Some days, a girl rode the bus who, I liked to think, was like me. Quiet. Shy. Serious. From the way she dressed and watched the familiar Columbia, Missouri, streets glide pass through the window, I thought maybe she was an artist. I liked that.
Other days, there was a boy on the bus who would talk to me. He wore glasses, had a fleshy face, a denim jacket. I don't remember his name. Maybe I never knew it.
One day, the girl and the boy were on the bus together. The boy started talking to me, and the conversation inexplicably drifted to the liberals and weirdos and troublemakers on campus. His speech became louder, more animated, and though he pretended to be talking to me, I knew he was talking to her.
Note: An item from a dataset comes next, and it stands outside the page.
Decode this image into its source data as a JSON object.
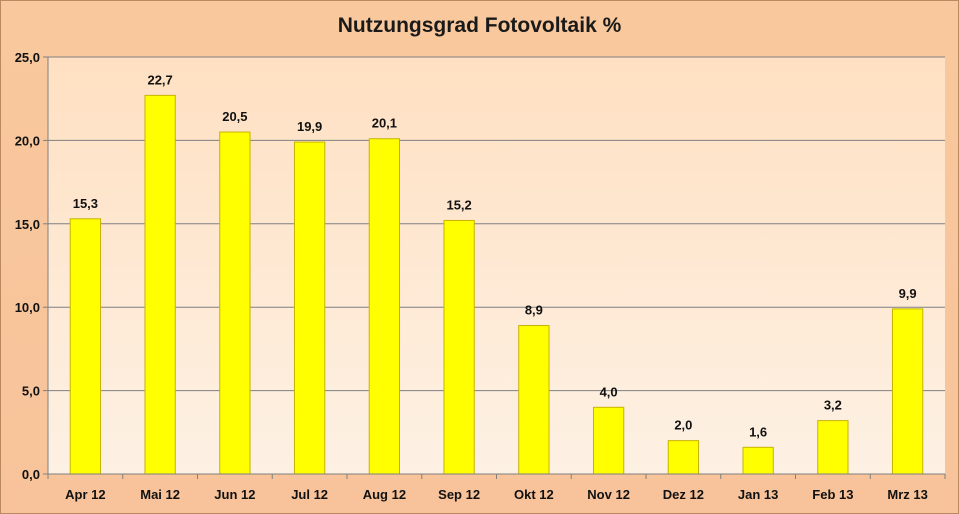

She shifted uncomfortably in her seat, refocused her gaze through the glass. He continued. I did nothing. Said nothing. Rehearsed in my mind, "please shut up please shut up please shut up," until the bus ride mercifully ended.
Why did I not defend the girl on the bus from the bully on the bus? Why did I not say something, do something, anything?
I've known people of all persuasions since who, no matter how harmlessly conversations start, can't help but turn it back to their pet issues. They don't want a discussion, or even an argument. They just want to make you, and everyone around you, uncomfortable.
I don't know what happened to the bully on the bus. Maybe he's on the ballot somewhere Tuesday. She's a professor.
I hope that I've grown since then, but sometimes I wake up in the middle of the night and think about the bully on the bus. And the silence.